Campus,  Journalism,  The Beacon

Mission trip to Chile leaves lasting impact on PBA students

Cancun, Miami and the Bahamas are all typical spring break destinations. The desolate mountains of Chile, where there is no Wi-Fi and more goats than people, are not. Last week, 10 students from Palm Beach Atlantic University spent their spring break unplugged, doing missions work in La Serena, Chile.

The team partnered with Children’s Impact Network, an organization dedicated to establishing orphanages and improving the quality of life in countries such as Bolivia, Honduras, and Chile.

Shannon Ripp, a freshman at PBA who went on the trip, said seeing the orphans and living conditions in Chile showed her how fortunate people are in America.

“We take a lot of things for granted,” Ripp said.

The team spent the week with a host family who looks after the mountain property which CIN has plans to turn into an orphanage. They worked with the family to plant trees which will grow into a fence and act as security for the children.

“It wasn’t like we went, did a project and left,” said Ariana Fernandez, a PBA student who went on the trip. “We got to encourage the missionary family who was there.”

They also worked with local churches in the nearby city. The team met the orphans who will eventually stay with CIN, put on a church service for the neighborhood, and spent a day going door-to-door to invite people to a new church in the small city of Hurtado.

For Junior Chad Ainlay, this was his second year in a row going to Chile with PBA. The work he has done on the trips has instilled in him a love for the country and its people. His dream is to move to Chile after he graduates to start a mission-based business.
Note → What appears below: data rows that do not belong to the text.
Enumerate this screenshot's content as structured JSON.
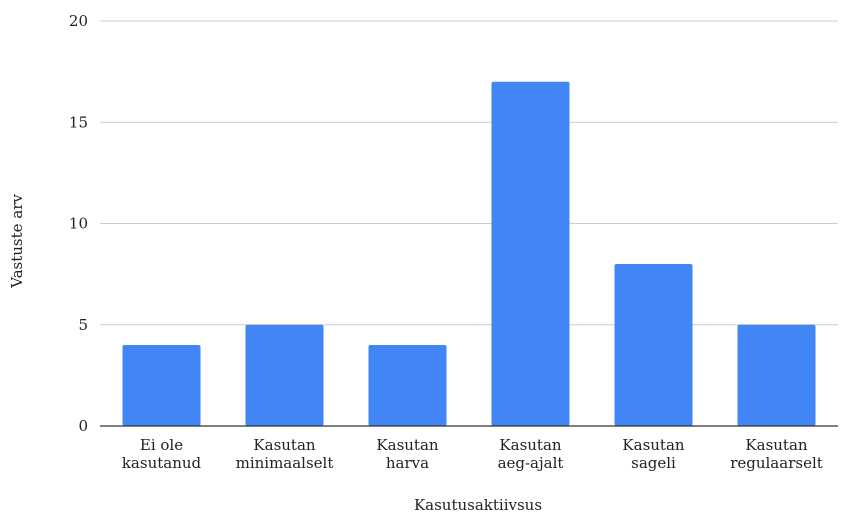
{
  "chart_data": {
    "type": "bar",
    "title": "",
    "xlabel": "Kasutusaktiivsus",
    "ylabel": "Vastuste arv",
    "categories": [
      [
        "Ei ole",
        "kasutanud"
      ],
      [
        "Kasutan",
        "minimaalselt"
      ],
      [
        "Kasutan",
        "harva"
      ],
      [
        "Kasutan",
        "aeg-ajalt"
      ],
      [
        "Kasutan",
        "sageli"
      ],
      [
        "Kasutan",
        "regulaarselt"
      ]
    ],
    "values": [
      4,
      5,
      4,
      17,
      8,
      5
    ],
    "ylim": [
      0,
      20
    ],
    "yticks": [
      0,
      5,
      10,
      15,
      20
    ],
    "grid": true,
    "legend": "none",
    "colors": {
      "bar": "#4285F4",
      "grid": "#cccccc",
      "axis": "#333333"
    }
  }
}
“Just being able to see how much God is working down there definitely makes me want to go back so much more,” Ainlay said.

Fernandez’s favorite moment was when her group was invited into a home and got to pray for an ailing woman and her husband.

“She was crying and kept thanking the Lord for bringing us there,” Fernandez said. “It was really cool to see in that moment how encouraging it was to her that we were there and that we were praying for her.”

The students were a diverse group, ranging from freshmen to seniors. Some had been on mission trips before, while others had never been out of the country. But after returning to America, every member of the group agreed on one thing: the week they spent Chile left an impact.

Ripp expressed frustration that returning to her routine of classes and homework makes life in America seem unimportant compared to the work she was doing in Chile.

“I prayed to God, ‘Help me find some ounce of motivation to finish this semester,’” Ripp said.

Ainlay agreed with the difference in the pace of American life.  He said he really valued “being able to connect to nature around me and really be in the moment.”

Ripp’s experience in Chile made her consider somehow integrating missions work into her planned career as a nurse, perhaps working with an organization like CIN.

But Ripp also said that her time spent in Chile taught her to “speak through my actions, not just my words.”

Fernandez said that the trip inspired her to spread the same love that the people of Chile showed to her. She will resume her volunteer work tutoring refugees at Bridges Learning Academy, but also hopes to one day return to Chile.

“I want to be more intentional about serving,” Fernandez said. “I’m more willing to step out of my comfort zone in a sense because it’s love that is dictating those actions.”